Ich studierte die Bibel und setzte dann das um, was ich lernte. Zwei Aussagen gingen mir besonders unter die Haut. Zum einen Matthäus 7:12, wo steht: „Alles daher, was ihr wollt, dass euch die Menschen tun, sollt auch ihr ihnen ebenso tun.“ Und zum anderen Matthäus 22:39, wo gesagt wird: „Du sollst deinen Nächsten lieben wie dich selbst.“ Bei den Zeugen Jehovas, die mir die Bibel näherbrachten, konnte ich diese Liebe beobachten. Für sie spielte die ethnische Zugehörigkeit überhaupt keine Rolle. So wollte ich auch sein. Und anscheinend hab ich es geschafft, denn meine alten Bekannten waren ganz überrascht zu sehen, wie ich mich verändert hatte, und verloren die Angst vor mir.
Hatten Sie sich von da an immer im Griff?
In der Öffentlichkeit schon, aber zu Hause fiel es mir ab und zu schwer. Um ehrlich zu sein, wurde ich einmal sehr wütend und schlug meine Frau. Das tut mir unendlich leid. Liebevollerweise hat sie mir verziehen. Seitdem bin ich noch entschlossener, mich zu beherrschen.
Sie sagten, dass die Leute die Angst vor Ihnen verloren haben. Können Sie uns dazu mehr erzählen?
Ja. Eines Tages begegnete ich Augusto, der in der rivalisierenden politischen Gruppe, die ich schon erwähnt habe, ein wichtiger Mann war. Erst war er ganz verunsichert. Aber ich begrüßte ihn freundlich und schlug ihm vor, einfach zu vergessen, was zwischen uns gewesen war. Als ich ihn dann zu mir nach Hause einlud, nahm er dankend an. Er war ganz beeindruckt davon, wie ich mich verändert hatte — sogar so beeindruckt, dass er auch die Bibel kennenlernen wollte. Jetzt sind Augusto und ich nicht nur gute Freunde, sondern sogar Glaubensbrüder.
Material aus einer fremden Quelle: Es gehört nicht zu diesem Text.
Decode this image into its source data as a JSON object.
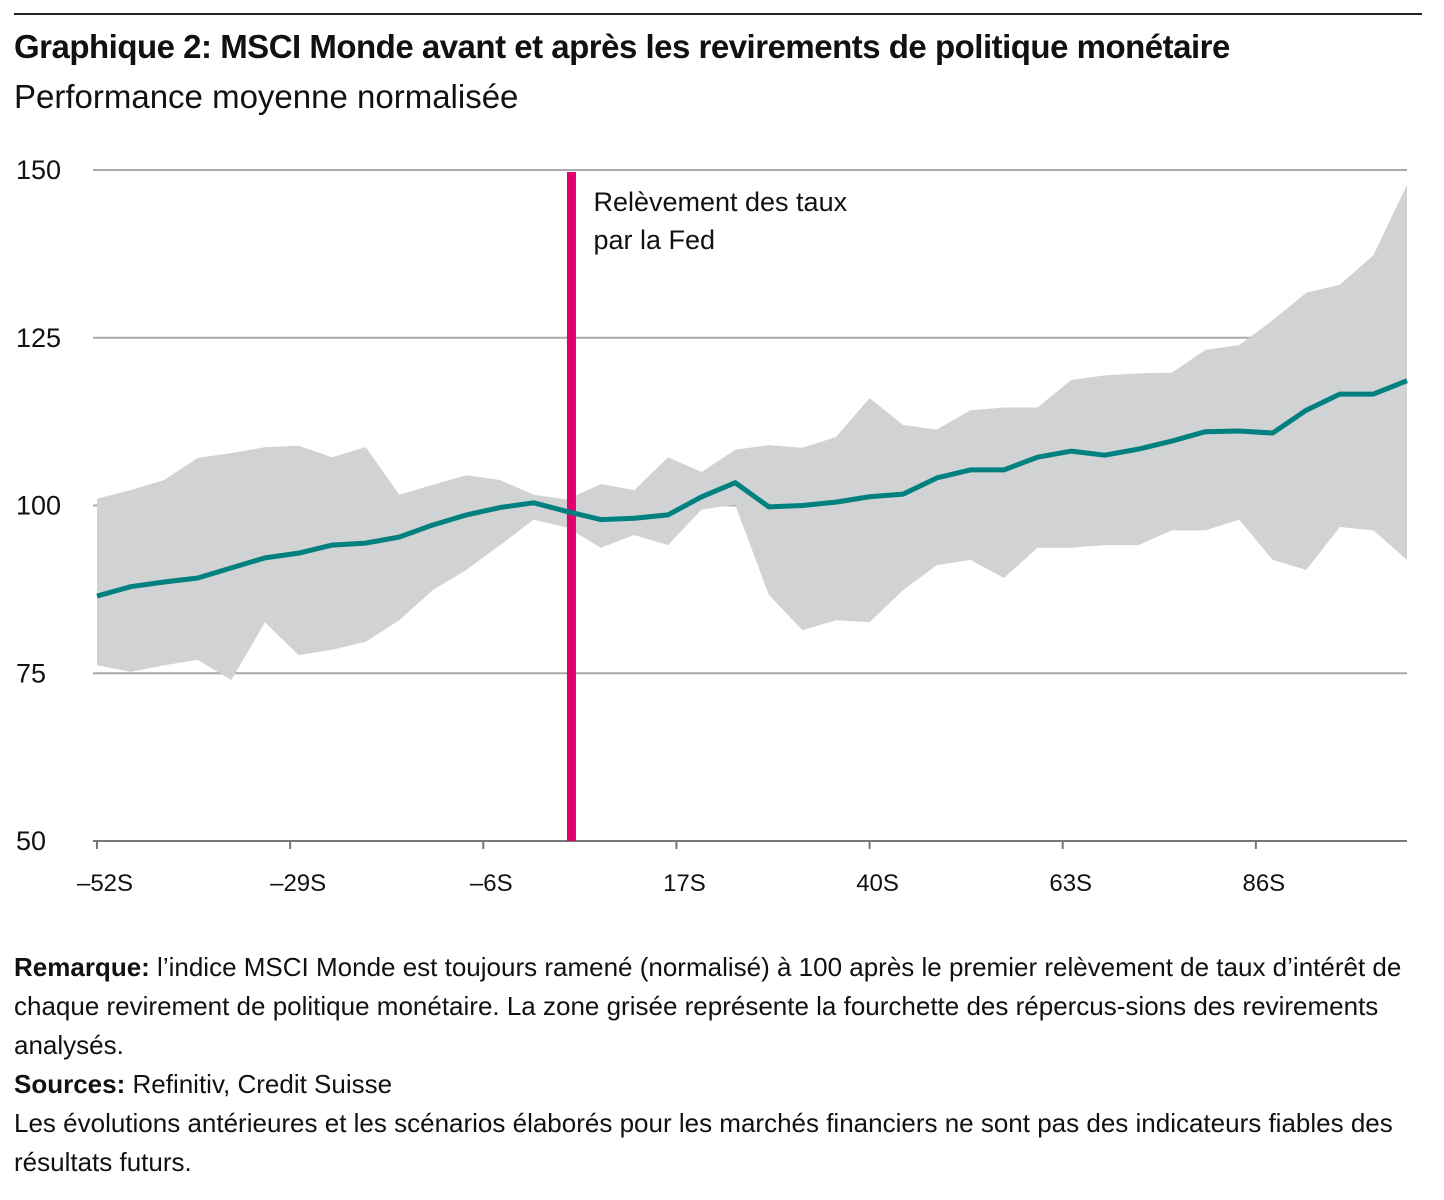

„Haltet . . . mit allen Menschen Frieden“
Die Ursachen für Konflikte sind vielschichtig und von Fall zu Fall verschieden; außerdem wird nicht jeder günstig reagieren, wenn man sich um Frieden bemüht. Deswegen gibt die Bibel den realistischen Rat: „Wenn möglich, haltet, soweit es von euch abhängt, mit allen Menschen Frieden“ (Römer 12:18).
Die Beispiele in diesem Artikel belegen, dass die Lebensweisheiten aus der Bibel tatsächlich funktionieren. Wenn man die Bibel auf sich wirken lässt, kann man mit ihrer Hilfe sogar „starke Verschanzungen“ umstoßen, also tief verwurzelte negative Züge aufgeben (2. Korinther 10:4). Über die Weisheit in der Bibel heißt es in Sprüche 3:17, 18: „Ihre Wege sind freundliche Wege, und alle ihre Pfade sind Frieden. Ein Baum des Lebens ist sie für alle, die sie ergreifen, und wer an ihr festhält, ist glücklich zu preisen“ (Elberfelder Bibel).
Würden auch Sie gerne mehr Glück und Frieden in Ihrem Leben verspüren? Sehnen Sie sich auch nach Freundschaften, die selbst in schweren Zeiten nicht in die Brüche gehen? Die Wegweiser der Bibel werden Sie nicht enttäuschen.
^ Abs. 3 Namen wurden geändert.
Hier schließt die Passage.